Tolak Pemindahan Empat Tahanan Politik NRFPB ke Makasar, Sulawesi Selatan dan Segera Bebaskan Tanpa Syarat!

Keempat aktivis Papua Merdeka dari organisasi Negara Republik Federal Papua Barat (NRFPB), yakni: Abraham G. Gamam, Nikson Mai, Piter Robaha, dan Maksi sangkek yang ditangkap dan dipenjarakan secara sewenang-wenang oleh Kapolres Kota Sorong dan kroni-kroninya pada April 2025 lalu, saat ini tengah dipaksakan untuk proses persidangannya dipindahkan ke Kota Makasar, Sulawesi Selatan. Alasan pemindahan sangat tidak jelas dan murni dibuat-buat.

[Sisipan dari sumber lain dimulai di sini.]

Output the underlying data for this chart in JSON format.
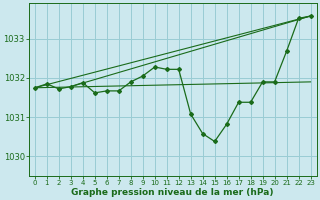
{
  "background_color": "#cce8ee",
  "grid_color": "#99ccd4",
  "line_color": "#1a6b1a",
  "xlabel": "Graphe pression niveau de la mer (hPa)",
  "ylim": [
    1029.5,
    1033.9
  ],
  "xlim": [
    -0.5,
    23.5
  ],
  "yticks": [
    1030,
    1031,
    1032,
    1033
  ],
  "xticks": [
    0,
    1,
    2,
    3,
    4,
    5,
    6,
    7,
    8,
    9,
    10,
    11,
    12,
    13,
    14,
    15,
    16,
    17,
    18,
    19,
    20,
    21,
    22,
    23
  ],
  "main_line_x": [
    0,
    1,
    2,
    3,
    4,
    5,
    6,
    7,
    8,
    9,
    10,
    11,
    12,
    13,
    14,
    15,
    16,
    17,
    18,
    19,
    20,
    21,
    22,
    23
  ],
  "main_line_y": [
    1031.75,
    1031.85,
    1031.72,
    1031.78,
    1031.88,
    1031.62,
    1031.67,
    1031.67,
    1031.9,
    1032.05,
    1032.28,
    1032.22,
    1032.22,
    1031.08,
    1030.58,
    1030.38,
    1030.82,
    1031.38,
    1031.38,
    1031.9,
    1031.9,
    1032.68,
    1033.52,
    1033.58
  ],
  "trend_lines": [
    {
      "x0": 0,
      "y0": 1031.75,
      "x1": 23,
      "y1": 1033.58
    },
    {
      "x0": 0,
      "y0": 1031.75,
      "x1": 23,
      "y1": 1031.9
    },
    {
      "x0": 3,
      "y0": 1031.78,
      "x1": 23,
      "y1": 1033.58
    }
  ]
}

Menurut keterangan dari Kejaksaan Negeri Kota Sorong pada 11 Agustus 2025, bahwa alasan pemindahan keempat Tapol dari Kota Sorong ke Kota Makasar adalah berdasarkan rekomendasi dari Forum Koordinasi Pimpinan Daerah (Forkompida) Provinsi Papua Barat Daya. Disampaikan bahwa Kota Sorong dalam kondisi tidak aman karena gangguan keamanan serta bencana alam. Namun ini sepenuhnya tidak mendasar sama sekali.

Kota Sorong hingga saat ini tidak ada bencana apapun, kecuali sunami setinggi 0,5 meter beberapa waktu lalu dan banjir-banjir yang menggenangi beberapa titik (bukan seluruhnya, termasuk Kantor Kejaksaan Negeri juga aman) yang menjadi masalah klasik di Kota Sorong. Terpantau hingga hari ini, semua aktivitas masyarakat lancar dan damai, termasuk pusat-pusat belanja, keramaian, dan perkantoran. Sehingga argumen bencana alam adalah argumen yang tidak tepat dan murni dibuat-buat tanpa bukti yang jelas.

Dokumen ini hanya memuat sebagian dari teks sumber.